Renewal and increment type storage about XML document:

Because XDrill compresses after XML document is divided, the operation granularity of file is also reduced accordingly.In the XDrill system, the renewal of XML document at first needs the position of positioned update XML segment, and the file difference that uses zdelta to compress new document segment and old information then transmits.

When the user needed the increment type storage, new XML information was as long as use corresponding original XML document segment to compress as reference paper.

Table-Xdrill algorithm

1:if (SAX-Event is the beginning label event)

2: will begin tag characters and write

tar_structure；

3:else if (SAX-Event is the end-tag incident)

4:if (not satisfying division rule)

5: the end-tag character is write

tar_structure；

6：else

7：zdelta(ref1_structure，ref2_structure，tar_structure)

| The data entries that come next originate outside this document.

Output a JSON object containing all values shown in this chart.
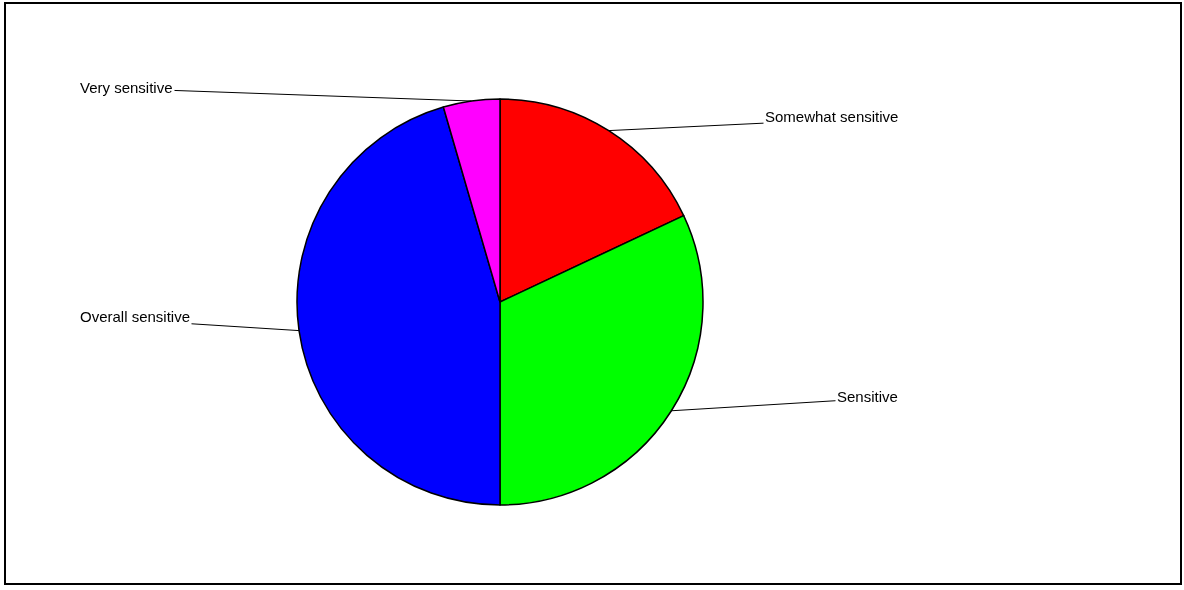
{
  "chart_data": {
    "type": "pie",
    "categories": [
      "Somewhat sensitive",
      "Sensitive",
      "Overall sensitive",
      "Very sensitive"
    ],
    "values": [
      18,
      32,
      45.5,
      4.5
    ],
    "colors": [
      "#ff0000",
      "#00ff00",
      "#0000ff",
      "#ff00ff"
    ]
  }
}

8：zdelta(ref1_contents，ref2_contents，tar_contents)

9: the information of mobile ref2_structure is to refl_structure;

10 move ref2_contents: information to refl_contents;

11 move tar_structure: information to ref2_structure;

12 remove tar_structure: in content;

13 move among the tar_content: information to ref2_content;

14 remove among the tar_contents: content

(SAX-Event is a literary composition to 15 else if: present event)

16 write symbol " ^ ": tar_structure;

17 write content of text: tar_contents;

18 write symbol " ^ ": tar_contents;

19?End。

Claims

1, a kind of XML document compression method based on file difference, this method step is:

A is divided into the XML file XML document segment of 64K;

B calculates the difference between the XML document segment;

C, the difference between the condensed document segment;

Decompression step is opposite with this process.